A poll conducted for the Portland Press Herald/Maine Sunday Telegram in 2013 showed that 55 percent of Mainers reported having a gun on their property. That was eight percentage points higher than the response to national Gallup poll conducted around the same time.

The poll was conducted at a time when gun restrictions were being debated in Congress. A slight majority of Mainers — 51 percent — said they’d support outlawing semi-automatic weapons, compared to 44 percent nationally.

But Maine gun enthusiasts and safety experts agree that parents are ultimately responsible.

“The primary responsibility of preventing young people from having access to guns they can’t responsibly handle lies with the parent. And I don’t see any evidence in Maine that parents have failed in that responsibility,” Franklin said.

Dave Ennis, 53, of Windham, is a member of the Falmouth Rod and Gun Club. He taught his son and daughter, now adults, how to shoot when they were about 12.

Ennis believes the parents of the girl in Arizona were irresponsible.

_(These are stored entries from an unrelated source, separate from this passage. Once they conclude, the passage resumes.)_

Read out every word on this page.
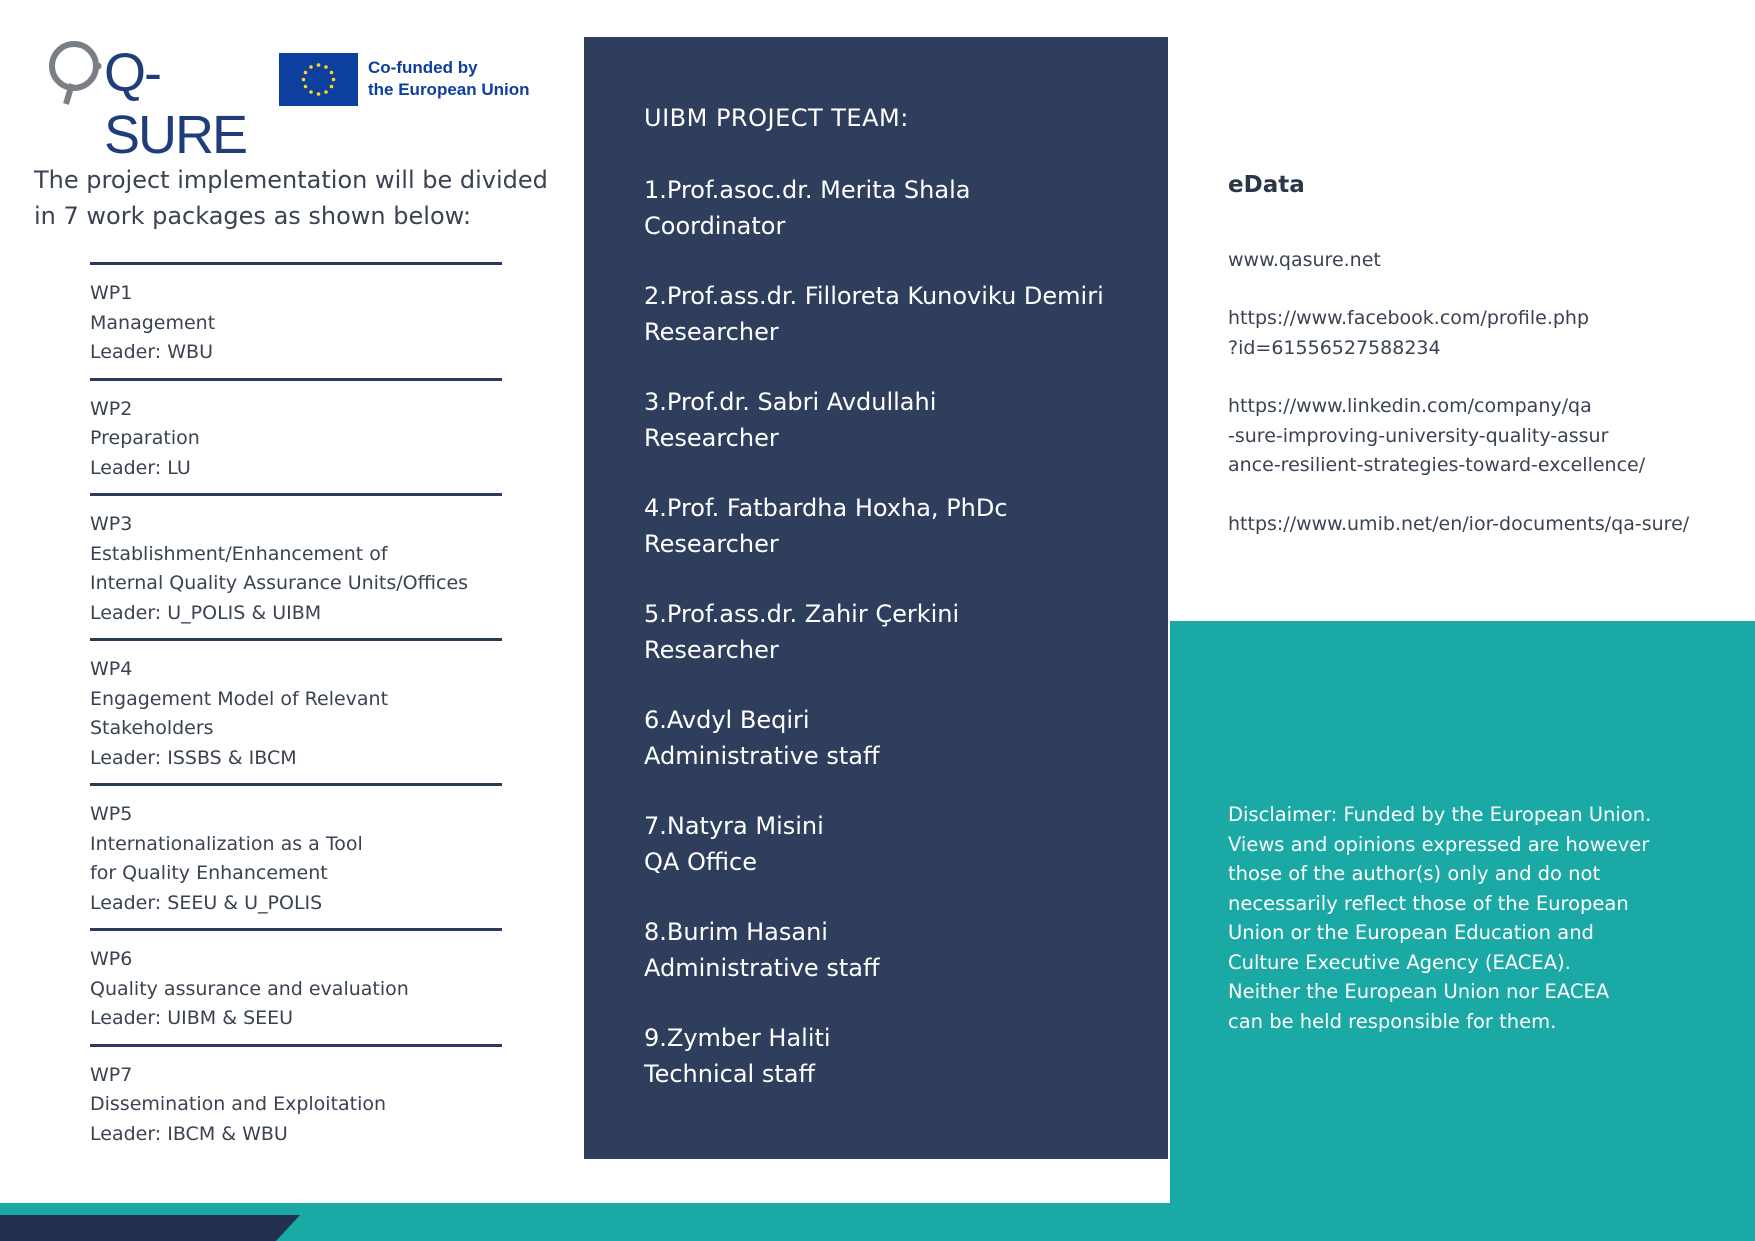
Q-SURE
Co-funded by
the European Union
The project implementation will be divided
in 7 work packages as shown below:
WP1
Management
Leader: WBU
WP2
Preparation
Leader: LU
WP3
Establishment/Enhancement of
Internal Quality Assurance Units/Offices
Leader: U_POLIS & UIBM
WP4
Engagement Model of Relevant
Stakeholders
Leader: ISSBS & IBCM
WP5
Internationalization as a Tool
for Quality Enhancement
Leader: SEEU & U_POLIS
WP6
Quality assurance and evaluation
Leader: UIBM & SEEU
WP7
Dissemination and Exploitation
Leader: IBCM & WBU
UIBM PROJECT TEAM:
1.Prof.asoc.dr. Merita Shala
Coordinator
2.Prof.ass.dr. Filloreta Kunoviku Demiri
Researcher
3.Prof.dr. Sabri Avdullahi
Researcher
4.Prof. Fatbardha Hoxha, PhDc
Researcher
5.Prof.ass.dr. Zahir Çerkini
Researcher
6.Avdyl Beqiri
Administrative staff
7.Natyra Misini
QA Office
8.Burim Hasani
Administrative staff
9.Zymber Haliti
Technical staff
eData
www.qasure.net
https://www.facebook.com/profile.php
?id=61556527588234
https://www.linkedin.com/company/qa
-sure-improving-university-quality-assur
ance-resilient-strategies-toward-excellence/
https://www.umib.net/en/ior-documents/qa-sure/
Disclaimer: Funded by the European Union.
Views and opinions expressed are however
those of the author(s) only and do not
necessarily reflect those of the European
Union or the European Education and
Culture Executive Agency (EACEA).
Neither the European Union nor EACEA
can be held responsible for them.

“It makes no sense to me as a member of a club and a parent,” said Ennis, who never has shot a fully automatic weapon. “That’s not how you start off. Yeah, they’re sexy and interesting to a lot of people, but that seems just totally inappropriate.”

Julian Beale, 63, has been a shooting instructor for more than 40 years and owns Kennebec Guns in Augusta, where he also runs competitive shooting events for youths. Clubs generally set minimum ages for children to take gun safety courses and to access the range, he said.

Gun safety usually can be taught to children as young as 6 using an air gun, Beale said, whereas children typically must be at least 10 years old to take a hunter’s safety course using a real gun, mostly low-caliber guns such as .22s. Most pistol programs require kids to be at least 16 years old.

Beale noted that only people who are licensed by the U.S. Bureau of Alcohol, Firearms, Tobacco and Explosives are authorized to sell and own fully automatic weapons, which are not allowed at most shooting ranges.

No shooting range in Maine, to his knowledge, allows customers to rent and fire automatic weapons.

Beale emphasized the need to teach children everything about firearms before allowing them to shoot, including how the gun works and safety information.

If a shooting accident like the one in Arizona were to happen in Maine, it would probably occur in a private setting, not at a public range, Beale said.

“It’s not going to be an instructor. It’s going to be a parent (who would get shot),” Beale said. “And a parent knows the capabilities of their kids, I hope.”